Netia wins tender for UMTS frequency but loses GSM bid

Netia, the top alternative telecoms group in Poland, succeeded in clinching the tender for an extra UMTS frequency after submitting an offer worth 344m zlotys over the minimum price of 1.05m zlotys and beating two other candidates, Qiana Investments and PTK Centertel, the country's telecoms-market watchdog, URTiP announced recently, Interfax News Agency reported.
Only 5 bidders made offers in the tender for the UMTS frequencies - the 3 existing mobile operators PTC, Centertel and Polkomtel (which already own UMTS frequencies), along with Netia and Qiana Investments (part of Hong Kong's Hutchinson group). In an additional tender for an extra GSM 1800 frequency there were no winners as the 2 shortlisted bidders, Netia and PTK Centertel, failed to collect the required qualification points. The result is a strange one as Netia is left facing the question if a mobile-telephony service is commercially viable on the basis of only UMTS without GSM.
The 3 Polish mobile telecommunications operators already have UMTS frequencies but, by winning the UMTS tender a fourth Poland-based mobile operator may have been created in Netia, even though analysts had commented that this was unlikely as the tender criteria did not favour smaller players nor is the market itself attractive enough for additional global players.
Poland currently has 3 mobile operators, indirectly controlled by large global operators. They have invested heavily in infrastructure and brand-building, making entry for any new operator an expensive affair. Thus, even though further growth is expected on Poland's mobile market, it will not be lucrative enough for a new entrant given the tender's restrictions on key-operated elements which limit potential revenue and increase set-up costs dramatically.
A few of the world's largest mobile operators - with their deep pockets and established brands - are already indirectly present on the Polish market, making market entry even more difficult, Interfax said.
France Telecom, owner of Orange, currently controls Polish telecoms giant TPSA and its mobile wing Centertel, whose brand name is to be changed to Orange.
The world's largest mobile operator, Vodafone, holds a stake in Poland's number three, Polkomtel, and has expressed an interest in increasing its involvement.
Deutsche Telekom is currently fighting for control of Poland's leader, PTC. The 3 mobile operators which purchased UMTS licences in 2002 have to have 20% coverage in Poland with UMTS services by the end of 2007.
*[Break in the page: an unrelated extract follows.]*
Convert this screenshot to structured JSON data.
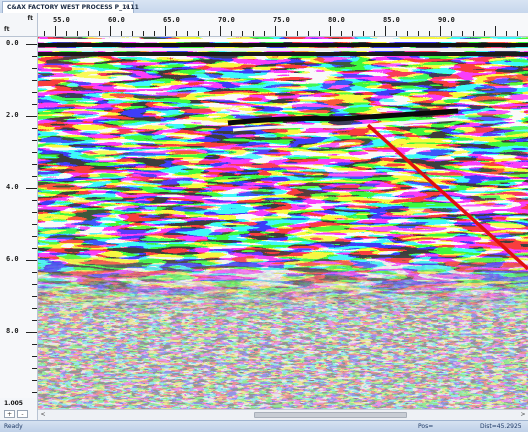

Hutchison bids for UMTS licence

Hutchison Whampoa Ltd said it would make a bid for third-generation Universal Mobile Telecommunication System (UMTS) spectrum in Poland, Polish radio reported recently.
A Hutchison spokeswoman confirmed on May 27th that Qiana Investment, one of five bidders for the extra UMYS spectrum, is bidding on behalf of the conglomerate. Hutchison said Poland offers synergies with the company's existing 3G businesses in Europe. It said among the attractions of the Polish market are potential demand for value-added services, such as data usage, and strong economic growth. Other bidders for the spectrum include incumbent operators Polska Telefonia Cyfrowa (PTC.YY), Polkomtel (PKT.YY) and Centertel, a mobile unit of Telekomunikaja Polska SA (TPS.WA).